The company's researchers are developing, through a project financed by the Andalusian Technological Corporation (CTA), a system that uses artificial intelligence for the predictive maintenance of critical components of the treatment centres. They are collaborating with Facsa, who specialise in the water cycle, and a University of Granada research group from the Engineering and Infrastructures department.

The technical manager of the building and civil works sector at CTA, Carlos García, said that the system developed by Sando will represent "a major breakthrough in the sector, applying technologies used in advanced manufacturing and technology-intensive sectors, at the forefront of these lines of innovation".

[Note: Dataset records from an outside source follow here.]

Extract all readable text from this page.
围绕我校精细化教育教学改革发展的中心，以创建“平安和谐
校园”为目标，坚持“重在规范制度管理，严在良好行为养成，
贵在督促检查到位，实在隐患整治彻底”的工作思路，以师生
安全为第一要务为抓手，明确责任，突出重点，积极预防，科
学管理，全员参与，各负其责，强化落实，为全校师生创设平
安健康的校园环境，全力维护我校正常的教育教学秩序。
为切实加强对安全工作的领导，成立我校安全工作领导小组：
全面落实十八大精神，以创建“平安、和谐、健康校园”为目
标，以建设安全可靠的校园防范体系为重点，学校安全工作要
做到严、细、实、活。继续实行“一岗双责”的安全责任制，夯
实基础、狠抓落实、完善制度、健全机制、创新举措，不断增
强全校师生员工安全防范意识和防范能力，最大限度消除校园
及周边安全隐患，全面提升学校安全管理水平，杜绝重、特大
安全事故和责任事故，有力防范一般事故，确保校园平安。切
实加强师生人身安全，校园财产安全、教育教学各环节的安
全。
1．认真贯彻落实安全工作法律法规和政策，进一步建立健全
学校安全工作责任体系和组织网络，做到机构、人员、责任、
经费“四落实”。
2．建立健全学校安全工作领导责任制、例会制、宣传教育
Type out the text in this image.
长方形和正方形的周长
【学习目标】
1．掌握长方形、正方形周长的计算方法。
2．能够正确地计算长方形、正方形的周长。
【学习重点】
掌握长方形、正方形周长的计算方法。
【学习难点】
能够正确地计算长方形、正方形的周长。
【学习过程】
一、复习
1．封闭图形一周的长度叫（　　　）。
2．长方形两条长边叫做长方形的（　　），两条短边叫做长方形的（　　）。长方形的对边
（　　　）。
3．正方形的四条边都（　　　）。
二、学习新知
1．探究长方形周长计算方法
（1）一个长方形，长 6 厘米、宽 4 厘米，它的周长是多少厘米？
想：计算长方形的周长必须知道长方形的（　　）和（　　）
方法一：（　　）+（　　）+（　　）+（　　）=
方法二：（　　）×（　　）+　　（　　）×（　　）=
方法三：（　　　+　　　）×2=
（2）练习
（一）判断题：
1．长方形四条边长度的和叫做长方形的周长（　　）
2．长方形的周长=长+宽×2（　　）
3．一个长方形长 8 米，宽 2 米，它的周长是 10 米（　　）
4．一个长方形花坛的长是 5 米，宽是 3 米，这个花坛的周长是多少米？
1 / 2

Sando's Head of Innovation, Juan Antonio Báez, said: "With Predictedar, we will be able to minimise operational risks and unforeseen events, reduce needs and costs, study the main technical limitations and even increase the insufficiency ratios of a wastewater treatment plant (WWTP). We will promote the circular economy and reduce consumption."

The system developed will prevent unplanned shutdowns of the plant and its subsystems, to avoid service interruptions and discharges of poorly treated water into the environment. In addition, it will minimise the associated costs of sludge disposal because it will be recovered to be used as an agricultural fertiliser.

The programme will also reduce energy consumption and increase the self-sufficiency ratios of WWTPs, as it will maximise the operating time of the treatment plants by reducing the hydrolysis time, which is a very energy intensive process.

Sando said that it will be able to offer water cycle management companies the opportunity to position themselves at the technological forefront of intelligent systems in wastewater treatment plants.